If somebody just “shows up”, he is likely to be very disappointed.

I’ve been to the Hearst Castle. Never had reservations and just showed up. Must have been about 2011 but the years kind of just flow together now. I remember it well because I was fighting a sinus infection and the dust or something in there set me off like a bull in a china shop until the pills took effect. Interesting place though, but if you are that close, take in the Reagan Library.

Since retiring I have traveled through the contiguous 48 states to enjoy seeing all the notable locations but taking the old routes instead of the Interstates was as enjoyable as seeing the wonders. I visited the Grand Canyon via Flagstaff but enjoyed the drive from the Canyon park eastward through Four Corners and Colorado more.
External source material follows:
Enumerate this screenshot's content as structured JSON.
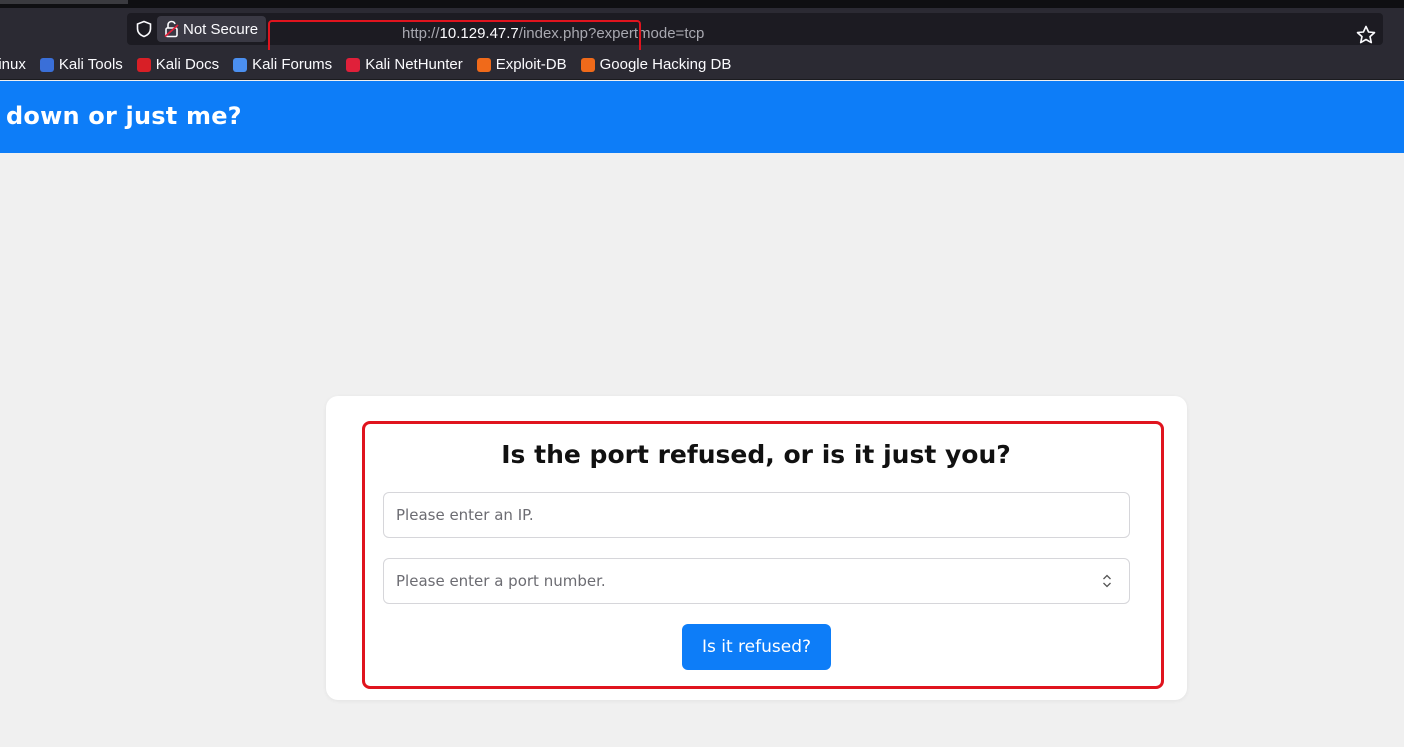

And along the Gulf Coast the old highway still has one lane bridges with traffic signals and somewhere in Louisiana there was a manually operated swinging bridge to allow shrimpers to bring their boats up the bayou to home. And as has been mentioned the Pacific Coast Highway is spectacular. I have traveled it from Monterey to Santa Barbara in both early spring and mid summer and found it beautiful both times but it isn’t for the squeamish.

Kancamagus Highway (rte 112) in New Hampshire. Bring an old sportscar or motorcycle and enjoy.

When I was in the East Coast my favorite drive was the 15/Merritt hwy, esp during fall but also during snow season. For a few years that was part of my daily commute. You could also take route 8 to some nice areas north and east of CT/NY.

On the west coast, route 1 next to the ocean is great. I usually would drive to Santa Barbara, rent a bike and ride up and down the coast.

No doubt, US 89. This is the highway that was built to link the National Parks (at that time) together. I would suggest spending as much time in Southwest Utah/Northern Arizona as possible. For a special treat, when you leave Bryce Canyon NP, turn right on state highway 12 and drive down to Cannondale. From there, go south on the dirt road to the Grand Staircase-Escalante NP and visit the Willis Creek slot canyon. Its an easy walk and kid friendly. The back to 12 going east, the scenic highway to The Devils Garden and Calf Creek Falls.